Projects combining the two disciplines are now starting to emerge, but the journey is just starting.

One early example relates to the use of Generative Design to create the layout for the exhibit hall at Autodesk University 2017 (Nagy & Villaggi, 2021): the design process took into account prior designs—in terms of the underlying logic used to create designs for the space—but there was no data representing the movement of people through an exhibition area. Autodesk Research was able to install cameras that monitored the movement of people through the AU 2017 space—once again using the anonymization technology from Project Ajna—that would allow post-event analyses to validate the quality of the selected design, and whether assumptions about the evaluation metrics were correct.

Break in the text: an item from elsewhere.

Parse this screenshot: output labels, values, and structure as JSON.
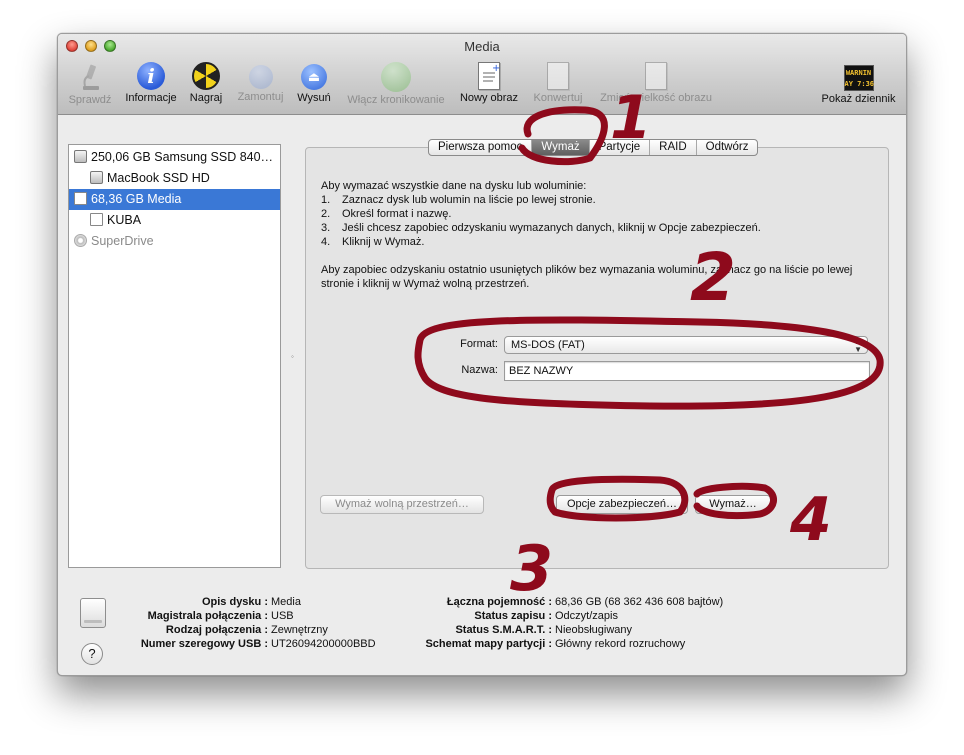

The longer-term opportunity offered by this data is to have the flow information more directly influence the next iteration of the Generative Design process. The loop is now closed, and over time—and ideally through multiple iterations—the assumptions will be validated and the model improved to reflect reality.

9 Conclusions

Automation is changing the way work is performed across many industries, as “software eats the world” (Andreessen, 2011). As technology advances—whether sensor hardware, cloud-based storage and compute, machine learning or genetic algorithms—there are significant opportunities to make sense of the built environment and to use these insights to improve its operation and to influence the next generation of design. Autodesk Research has been exploring these possibilities for the last decade or more, finding significant potential to apply technology to improve the way things are built and operated. Technologies developed during this time are becoming ready for mainstream adoption, with several vendors providing Digital Twin platforms and others delivering tools enabling Generative Design workflows. Autodesk Research believes that in the longer term, these two areas of technology will converge, closing the loop on the design process and enabling real-world performance to influence many processes that until now have been disconnected from this source of knowledge.